Some answers to frequent questions
Will this storm affect my flight? Flights could well be affected if you’re departing/arriving between early morning Wednesday and late afternoon Wednesday — especially between midmorning and early afternoon — when snow may be heaviest. This probably won’t be a snow event that cripples airports and shuts down everything, so check your flight status.
If you’re flying very early in the day, you might escape before delays really start kicking in. By late afternoon or evening, the storm will be winding down, but there may be backlog delays. Also consider that hubs farther up Interstate 95 will be dealing with snows, which will affect the overall status.
Will this storm affect schools? Very likely. We will post a SchoolCast late Tuesday afternoon.
When will the heaviest snow fall? We think the heaviest, accumulating snow could occur anytime between early and midmorning Wednesday and early afternoon. This is when snow is likely to cause the most travel problems by reducing visibility and sticking to roads, especially during heavy bursts.
What about the high March sun angle? Will the snow stick? The sun angle combined with temperatures within a degree or two of freezing will make it harder for snow to accumulate between midmorning and midafternoon. However, snow falling heavily can overcome this. But when the snow lightens up in intensity, accumulation will be lost due to melting and it will be tough for the snow to stick to pavement. More snow will stick to grass than pavement.
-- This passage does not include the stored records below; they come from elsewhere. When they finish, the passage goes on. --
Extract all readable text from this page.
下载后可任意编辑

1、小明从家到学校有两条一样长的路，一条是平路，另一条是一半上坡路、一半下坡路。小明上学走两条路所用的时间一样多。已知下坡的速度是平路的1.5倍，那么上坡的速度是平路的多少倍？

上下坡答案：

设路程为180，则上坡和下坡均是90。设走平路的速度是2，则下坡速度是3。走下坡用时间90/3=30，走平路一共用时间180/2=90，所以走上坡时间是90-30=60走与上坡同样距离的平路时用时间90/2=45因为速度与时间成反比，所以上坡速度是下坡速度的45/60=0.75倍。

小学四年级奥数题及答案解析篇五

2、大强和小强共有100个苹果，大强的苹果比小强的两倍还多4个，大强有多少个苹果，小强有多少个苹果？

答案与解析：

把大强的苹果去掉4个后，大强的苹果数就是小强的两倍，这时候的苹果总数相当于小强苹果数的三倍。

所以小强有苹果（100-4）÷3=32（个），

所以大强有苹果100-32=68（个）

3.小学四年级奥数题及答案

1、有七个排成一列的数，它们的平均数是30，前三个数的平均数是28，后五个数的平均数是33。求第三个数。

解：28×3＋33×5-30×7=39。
What other factors could limit snow accumulation? It’s possible that there is a period of sleet before snow takes over, especially from the Beltway and to the south and east. This would reduce snowfall totals. Also, if the storm is slow to develop or tracks a little more to the north than forecast, the snow intensity would be lighter and temperatures would be warmer, both of which would reduce amounts. The bust scenario in this storm would involve a weaker storm, farther north, with less precipitation, and warmer temperatures.
What factors could increase snow accumulation? If the storm really cranks up and stays on the right track, it could really dump on the region even with the March temperature. Localized heavy bands of snow could result in snowfall rates in excess of 1 inch per hour. Some double-digit totals would not be out of the question, especially north and northeast of the city. This would be our boom scenario.
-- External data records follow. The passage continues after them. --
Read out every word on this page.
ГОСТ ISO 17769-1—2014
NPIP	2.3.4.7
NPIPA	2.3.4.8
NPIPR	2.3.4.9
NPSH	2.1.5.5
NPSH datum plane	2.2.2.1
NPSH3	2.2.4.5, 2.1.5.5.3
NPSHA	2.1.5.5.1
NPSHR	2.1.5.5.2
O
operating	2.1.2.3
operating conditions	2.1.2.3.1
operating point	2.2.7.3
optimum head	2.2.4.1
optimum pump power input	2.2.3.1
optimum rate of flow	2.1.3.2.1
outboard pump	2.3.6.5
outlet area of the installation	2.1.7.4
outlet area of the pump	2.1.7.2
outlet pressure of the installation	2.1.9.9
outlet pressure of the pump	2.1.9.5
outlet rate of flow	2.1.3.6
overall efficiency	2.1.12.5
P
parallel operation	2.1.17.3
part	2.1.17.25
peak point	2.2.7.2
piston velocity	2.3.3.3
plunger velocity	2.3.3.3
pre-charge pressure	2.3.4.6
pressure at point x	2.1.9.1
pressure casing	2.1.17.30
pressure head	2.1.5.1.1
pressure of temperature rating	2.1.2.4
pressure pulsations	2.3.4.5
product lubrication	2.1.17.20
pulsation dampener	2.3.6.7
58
Do we need to worry about power outages and tree damage due to the weight of the snow? This will tend to be a heavy, wet snow, and there could be isolated to scattered outages where some of the heavier totals occur due to its weight on limbs and wires. However, if we end up getting high-end amounts, it will probably mean temperatures cool enough to lighten the snow’s weight a bit. The biggest concern for outages would be east of the city, where temperatures could be 33 or 34 with heavy snow falling; this is the kind of snow that can really weigh down branches.
Capital Weather Gang’s winter weather expert Wes Junker weighs in….
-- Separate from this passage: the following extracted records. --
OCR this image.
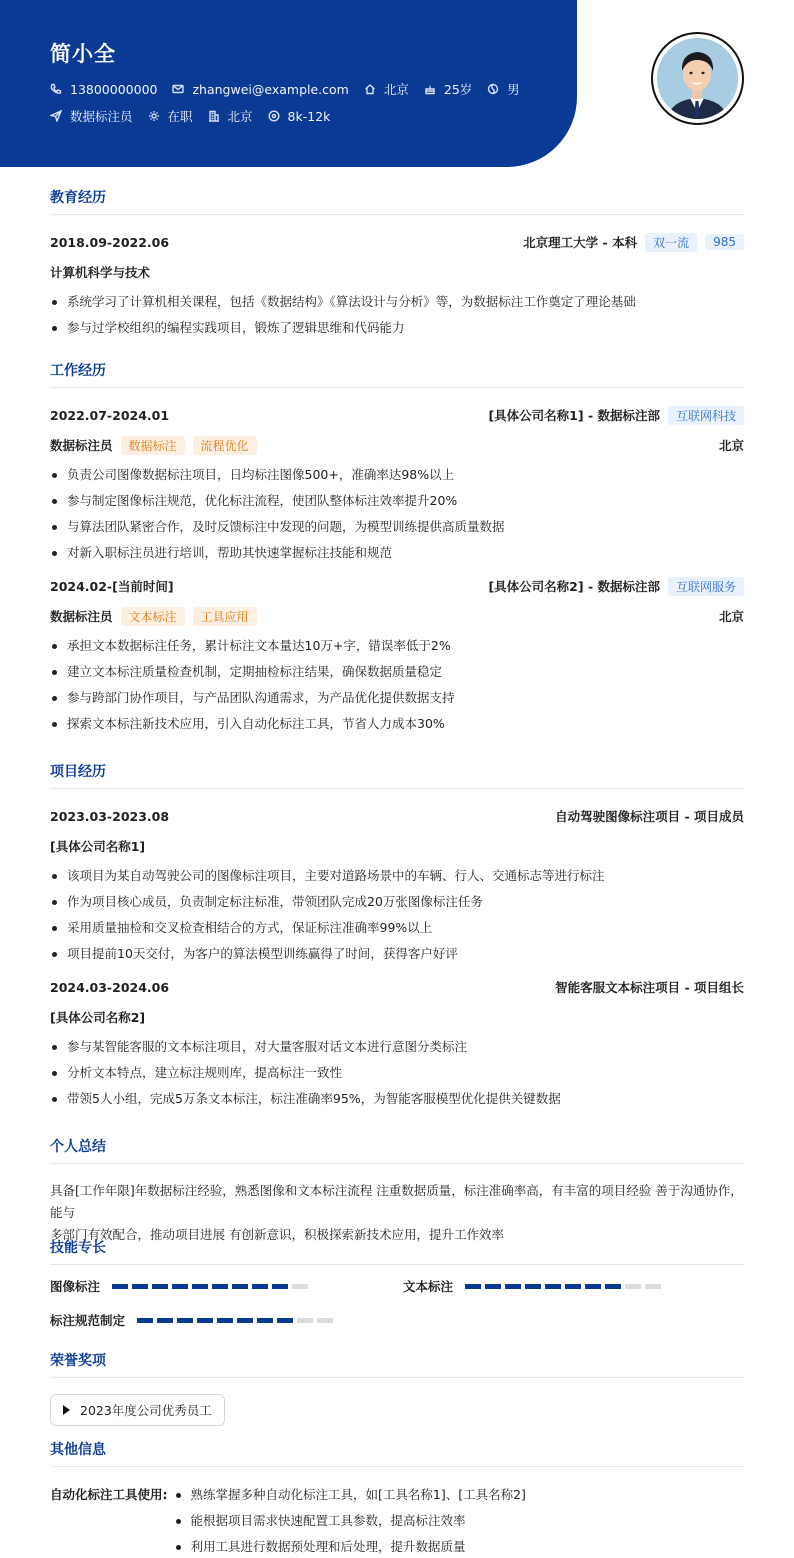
简小全
13800000000	zhangwei@example.com	北京	25岁	男
数据标注员	在职	北京	8k-12k
教育经历
2018.09-2022.06	北京理工大学 - 本科	双一流	985
计算机科学与技术
系统学习了计算机相关课程，包括《数据结构》《算法设计与分析》等，为数据标注工作奠定了理论基础
参与过学校组织的编程实践项目，锻炼了逻辑思维和代码能力
工作经历
2022.07-2024.01	[具体公司名称1] - 数据标注部	互联网科技
数据标注员	数据标注	流程优化	北京
负责公司图像数据标注项目，日均标注图像500+，准确率达98%以上
参与制定图像标注规范，优化标注流程，使团队整体标注效率提升20%
与算法团队紧密合作，及时反馈标注中发现的问题，为模型训练提供高质量数据
对新入职标注员进行培训，帮助其快速掌握标注技能和规范
2024.02-[当前时间]	[具体公司名称2] - 数据标注部	互联网服务
数据标注员	文本标注	工具应用	北京
承担文本数据标注任务，累计标注文本量达10万+字，错误率低于2%
建立文本标注质量检查机制，定期抽检标注结果，确保数据质量稳定
参与跨部门协作项目，与产品团队沟通需求，为产品优化提供数据支持
探索文本标注新技术应用，引入自动化标注工具，节省人力成本30%
项目经历
2023.03-2023.08	自动驾驶图像标注项目 - 项目成员
[具体公司名称1]
该项目为某自动驾驶公司的图像标注项目，主要对道路场景中的车辆、行人、交通标志等进行标注
作为项目核心成员，负责制定标注标准，带领团队完成20万张图像标注任务
采用质量抽检和交叉检查相结合的方式，保证标注准确率99%以上
项目提前10天交付，为客户的算法模型训练赢得了时间，获得客户好评
2024.03-2024.06	智能客服文本标注项目 - 项目组长
[具体公司名称2]
参与某智能客服的文本标注项目，对大量客服对话文本进行意图分类标注
分析文本特点，建立标注规则库，提高标注一致性
带领5人小组，完成5万条文本标注，标注准确率95%，为智能客服模型优化提供关键数据
个人总结
具备[工作年限]年数据标注经验，熟悉图像和文本标注流程 注重数据质量，标注准确率高，有丰富的项目经验 善于沟通协作，能与
多部门有效配合，推动项目进展 有创新意识，积极探索新技术应用，提升工作效率
技能专长
图像标注	文本标注
标注规范制定
荣誉奖项
2023年度公司优秀员工
其他信息
自动化标注工具使用:	熟练掌握多种自动化标注工具，如[工具名称1]、[工具名称2]
能根据项目需求快速配置工具参数，提高标注效率
利用工具进行数据预处理和后处理，提升数据质量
The models are really coming into agreement on Wednesday’s snow event. They now have a strong upper-level disturbance that takes an ideal track to place the D.C. area in a band of heavy snow Wednesday morning. This disturbance spurs the development of a coastal storm far enough south and close enough to the coast to keep feeding moisture over our area.
While significant accumulating snow looks likely across much of the area, there are still a few factors that make the forecast of accumulations difficult in and around the city.
1) Surface temperatures will be hovering right around freezing early in the day but, as the day wears on, are likely to edge above freezing especially across the city and points south and east. That makes forecasting additional accumulations during the afternoon a crapshoot.
2) If there are any pauses in the snowfall, the temperatures could edge up a bit reducing accumulation, only to drop again when the intensity picks up.
3) The late March sun angle also complicates the forecast. During any lulls in the precipitation, snow may start melting on hard surfaces and accumulation on roads during the afternoon hours may be unlikely except during bursts of intense snowfall.